Rejet de Sylvie Goulard : la presse pointe un échec cinglant pour Macron

Les éditorialistes commentent largement ce vendredi le rejet de la candidature de Sylvie Goulard à la Commission européenne, survenu jeudi. Pour eux, il s’agit d’un échec cinglant pour Emmanuel Macron, dû à un défaut d’éthique et une part d’arrogance. Un article de notre partenaire Ouest-France.

Après le rejet massif par les eurodéputés de Sylvie Goulard, la candidate d’Emmanuel Macron à la Commission européenne, la presse évoque vendredi un « camouflet », « une claque » et une « douche froide » pour un président qui paie son « arrogance ».

« Goulard dégage Macron enrage », titre Libération. Laurent Joffrin, comme beaucoup, s’interroge : « Pourquoi devait-elle cesser d’être ministre en France mais postuler à un poste similaire à l’échelle européenne ? ». Il juge que « ce distinguo jésuitique a de toute évidence indisposé les élus, qui ne souhaitent pas plaisanter avec les règles européennes. Macron a envoyé Goulard au casse-pipe », conclut-il.

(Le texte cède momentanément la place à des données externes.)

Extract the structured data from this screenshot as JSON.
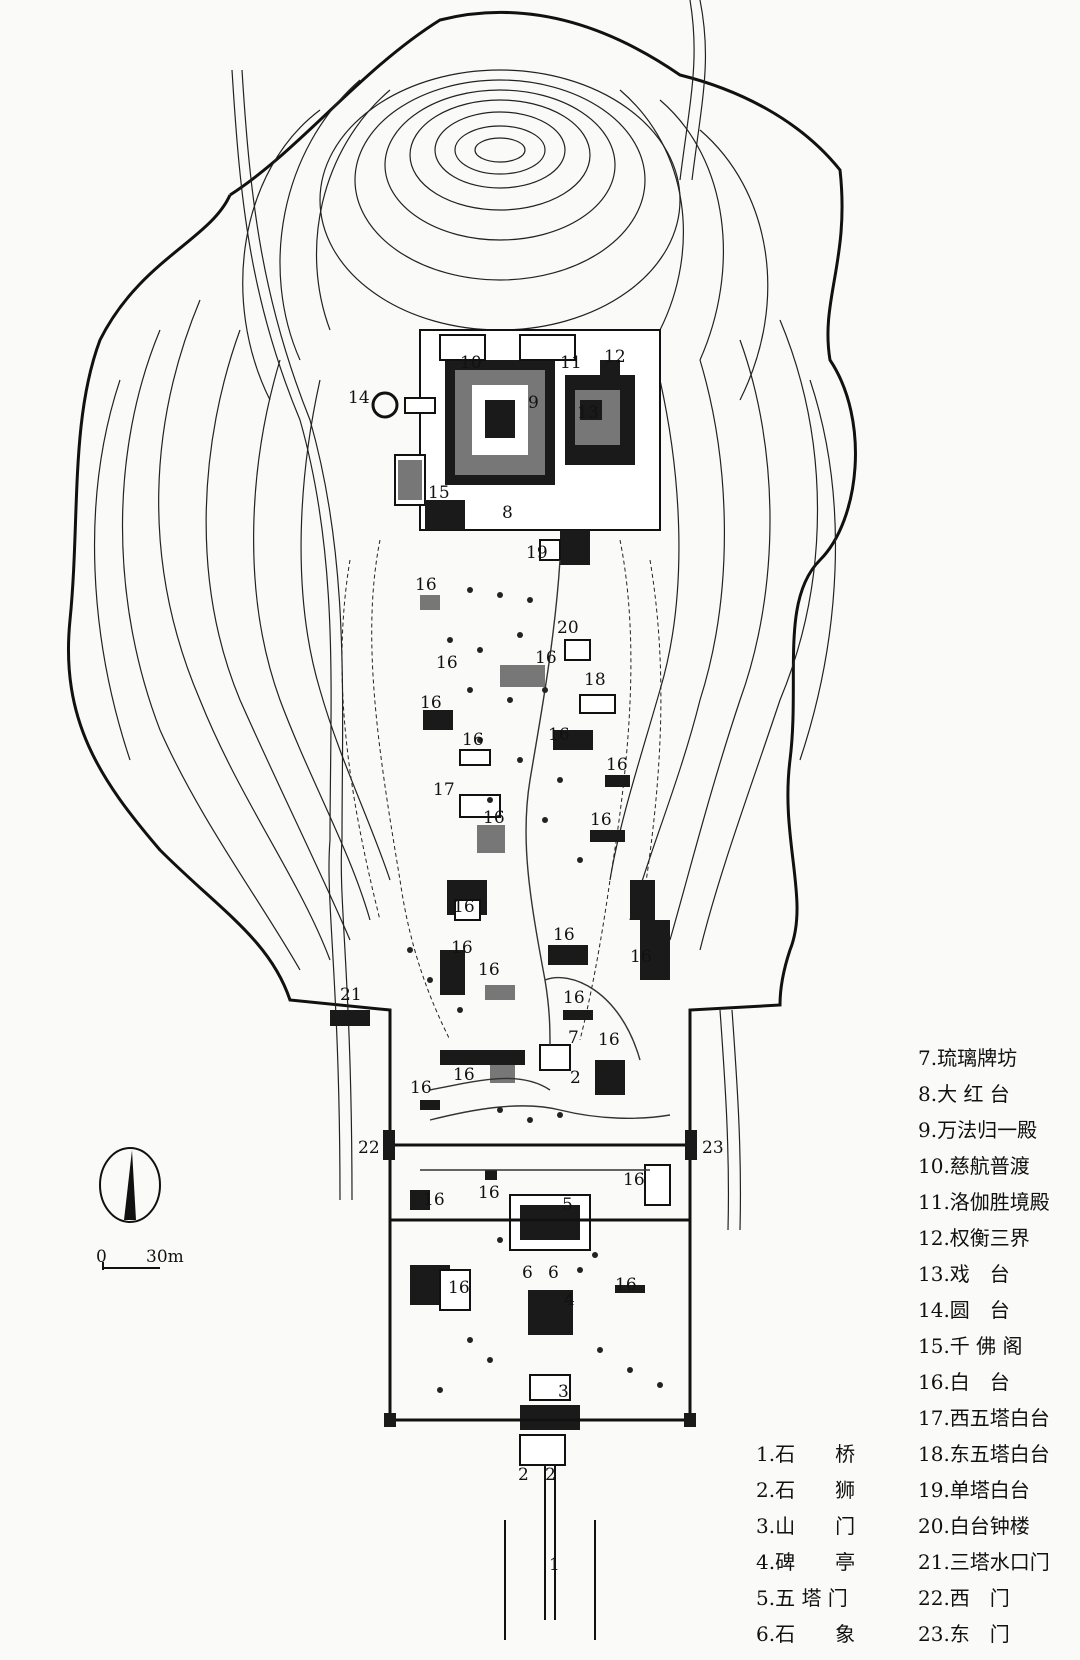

Pourquoi le Parlement européen a rejeté la candidate française

Les commissions parlementaires ont rejeté la candidature de Sylvie Goulard au Parlement européen, officiellement pour des motifs éthiques. Mais la droite notamment allemande envoie aussi un message de défiance à l’égard de Macron.

Dans Les Échos, Cécile Cornudet voit dans « la nomination ratée de Sylvie Goulard […] l’histoire d’une équipe Macron portant des ailes, persuadée qu’elle vient de toucher le vieux monde européen comme elle a anéanti, deux ans plus tôt, les partis politiques français. »

Outre « une sévère leçon d’humilité », la France reçoit « aussi une leçon de démocratie : l’Europe n’est pas (n’est plus !) un sous-produit démocratique dans lequel on recycle les recalés de la politique nationale », estime Nicolas Beytout, de L’Opinion.

« Goulard : rébellion, extinction… » s’amuse le quotidien libéral pour lequel « jamais la France n’avait subi pareil échec ».

Arrogance de la France

Guillaume Tabard, du Figaro, fustige un président « perdant et mauvais perdant ». « À entendre Emmanuel Macron, et ses relais au Parlement européen, le rejet, massif, de Sylvie Goulard au poste français de commissaire est de la faute de tout le monde… sauf de la sienne », relève l’éditorialiste.

Le quotidien conservateur évoque « un revers sans précédent pour la France et une douche froide pour Emmanuel Macron ».

« La claque pour défaut d’éthique est cinglante », pense aussi Xavier Brouet, du Républicain Lorrain.

« La transparence, la moralité, l’exemplarité […] sont pris aujourd’hui au pied de la lettre. À Bruxelles plus qu’à Paris, visiblement », note de son côté Gilles Grandpierre dans L’Union.

Vitalité du Parlement européen

Pour Laurent Marchand, dans Ouest-France, il y a eu « manifestement sous-évaluation des nouvelles dynamiques à l’œuvre en Europe, entre forces politiques et entre institutions de l’Union européenne ».